Entidade tende a liberar o negócio, mesmo que com ressalvas, diz coordenador do núcleo de varejo da ESPM
Silvio Crespo e Paula Pavon, do estadao.com.br
SÃO PAULO - A compra ainda será analisada pelo Cade (Conselho Administrativo de Defesa Econômica). Mas a entidade tende a aprovar o negócio, mesmo que com ressalvas, prevê o coordenador do Núcleo de Estudos de Varejo da Escola Superior de Propaganda e Marketing, Ricardo Pastore.
"O Cade pode fazer ressalvas em algumas praças, mas deve aprovar, porque o setor de eletroeletronicos é muito pulverizado", afirma Pastore. "Na área de supermercados, se somarmos as cinco maiores redes, elas estão em torno de 50% do mercado".
O consultor de varejo da Lafis Consultoria, Caio Pires, diz que essa aquisição marca um movimento de consolidação do mercado varejista brasileiro. "Em outros países com mercados mais maduros, como Inglaterra e Estados Unidos, o varejo é bem concentrado", diz. Para o analista, a compra coloca o Pão de Açúcar na dianteira na área de eletroeletrônicos e pronto para competir com redes mais populares, como a Ricardo Eletros.
"Desde a compra do Extra, o Pão de Açúcar se prepara para montar um arsenal para brigar com varejistas de eletroeletrônicos mais populares", diz.
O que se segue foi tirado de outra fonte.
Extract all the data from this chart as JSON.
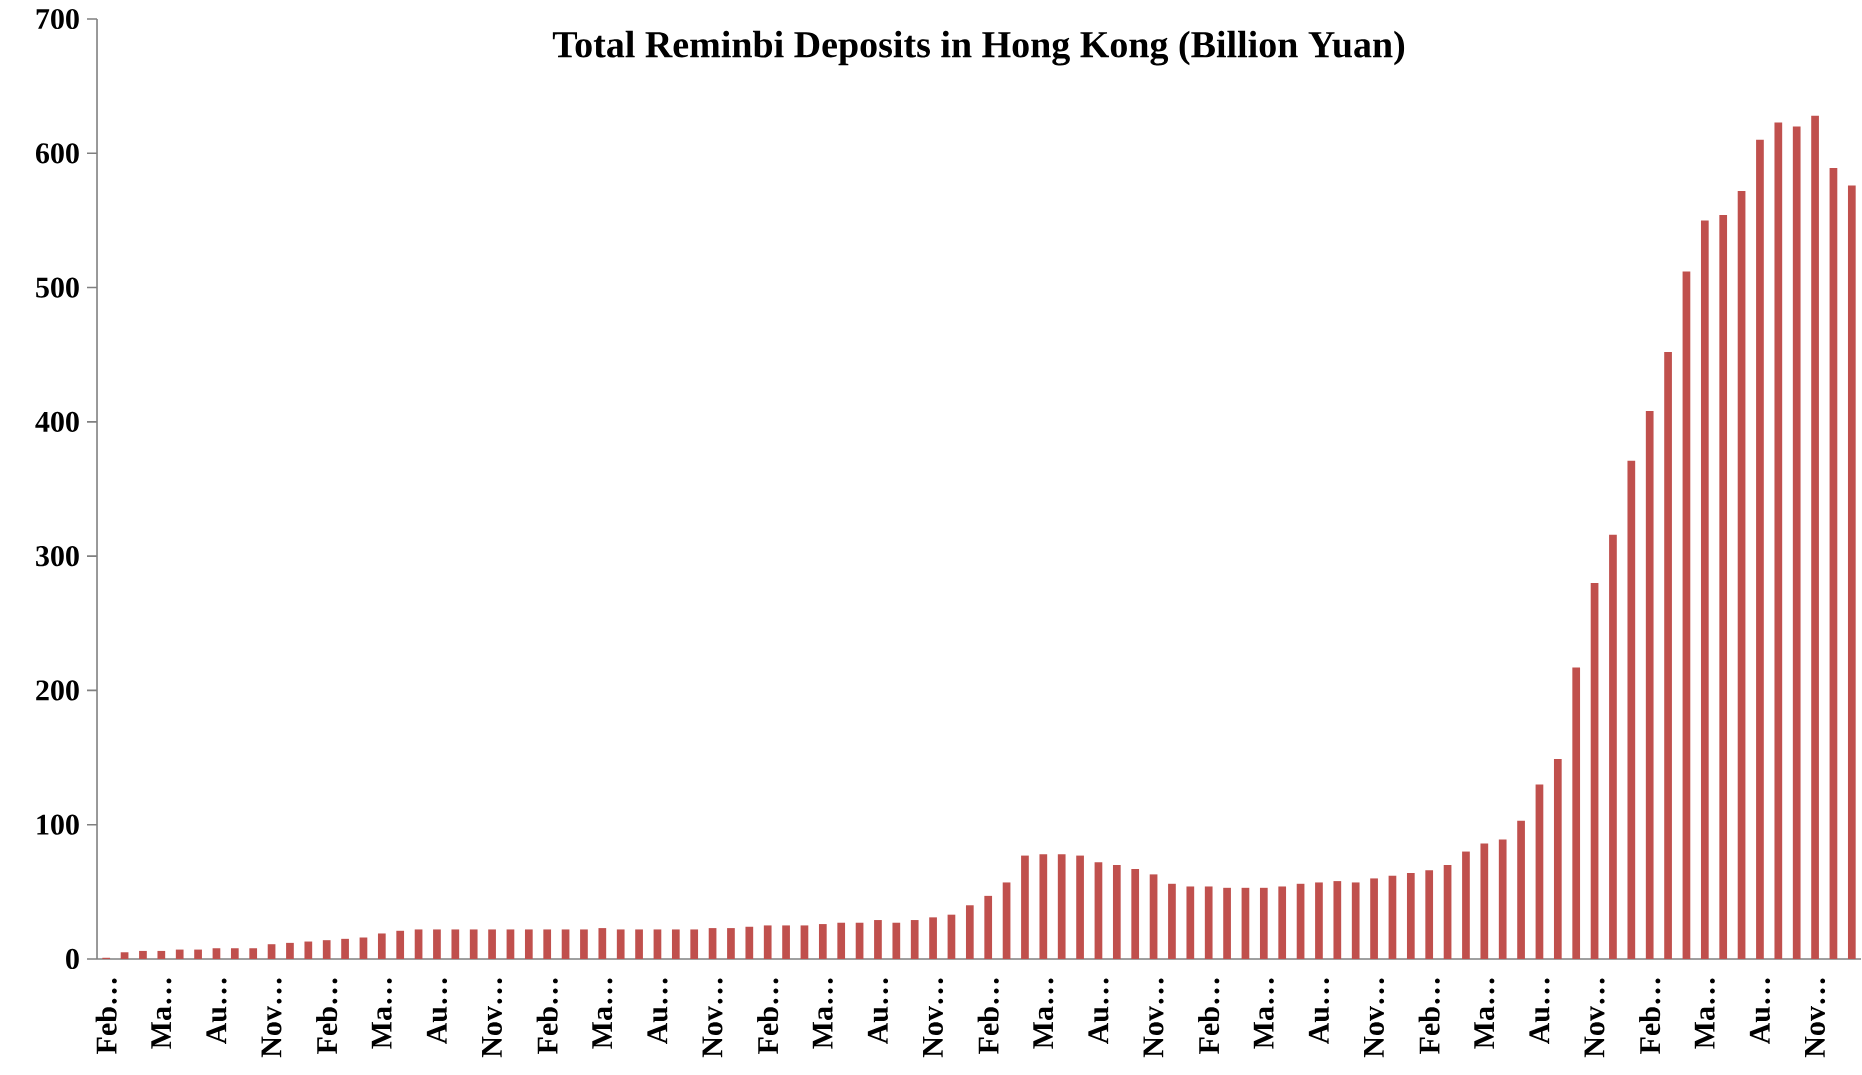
{
  "chart_data": {
    "type": "bar",
    "title": "Total Reminbi Deposits in Hong Kong  (Billion Yuan)",
    "categories": [
      "Feb…",
      null,
      null,
      "Ma…",
      null,
      null,
      "Au…",
      null,
      null,
      "Nov…",
      null,
      null,
      "Feb…",
      null,
      null,
      "Ma…",
      null,
      null,
      "Au…",
      null,
      null,
      "Nov…",
      null,
      null,
      "Feb…",
      null,
      null,
      "Ma…",
      null,
      null,
      "Au…",
      null,
      null,
      "Nov…",
      null,
      null,
      "Feb…",
      null,
      null,
      "Ma…",
      null,
      null,
      "Au…",
      null,
      null,
      "Nov…",
      null,
      null,
      "Feb…",
      null,
      null,
      "Ma…",
      null,
      null,
      "Au…",
      null,
      null,
      "Nov…",
      null,
      null,
      "Feb…",
      null,
      null,
      "Ma…",
      null,
      null,
      "Au…",
      null,
      null,
      "Nov…",
      null,
      null,
      "Feb…",
      null,
      null,
      "Ma…",
      null,
      null,
      "Au…",
      null,
      null,
      "Nov…",
      null,
      null,
      "Feb…",
      null,
      null,
      "Ma…",
      null,
      null,
      "Au…",
      null,
      null,
      "Nov…",
      null,
      null
    ],
    "values": [
      0.9,
      5,
      6,
      6,
      7,
      7,
      8,
      8,
      8,
      11,
      12,
      13,
      14,
      15,
      16,
      19,
      21,
      22,
      22,
      22,
      22,
      22,
      22,
      22,
      22,
      22,
      22,
      23,
      22,
      22,
      22,
      22,
      22,
      23,
      23,
      24,
      25,
      25,
      25,
      26,
      27,
      27,
      29,
      27,
      29,
      31,
      33,
      40,
      47,
      57,
      77,
      78,
      78,
      77,
      72,
      70,
      67,
      63,
      56,
      54,
      54,
      53,
      53,
      53,
      54,
      56,
      57,
      58,
      57,
      60,
      62,
      64,
      66,
      70,
      80,
      86,
      89,
      103,
      130,
      149,
      217,
      280,
      316,
      371,
      408,
      452,
      512,
      550,
      554,
      572,
      610,
      623,
      620,
      628,
      589,
      576
    ],
    "color": "#c0504d",
    "ylim": [
      0,
      700
    ],
    "yticks": [
      0,
      100,
      200,
      300,
      400,
      500,
      600,
      700
    ]
  }
}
Pires lembra que a Casas Bahia está concentrada em São Paulo e que agora o Pão de Açúcar deverá expandir a rede para outros regiões do País, como o Nordeste que já era a expectativa da Casas Bahia.
O analista da MCM Consultores, Antonio Madeira, lembra que, com a compra das Casas Bahia, o Pão de Açúcar terá atuação forte em todos os segmentos, duráveis (linha branca e TV), não duráveis (alimentos) e semi-duráveis (roupas e calçados). Assim o Pão de Açúcar passará a operar em todos os segmentos do varejo, exceto construção e automóveis. "Essa aquisição pode ser comparada com a compra do Unibanco pelo Itaú. Teremos um grande player com atuação em vários setores", diz.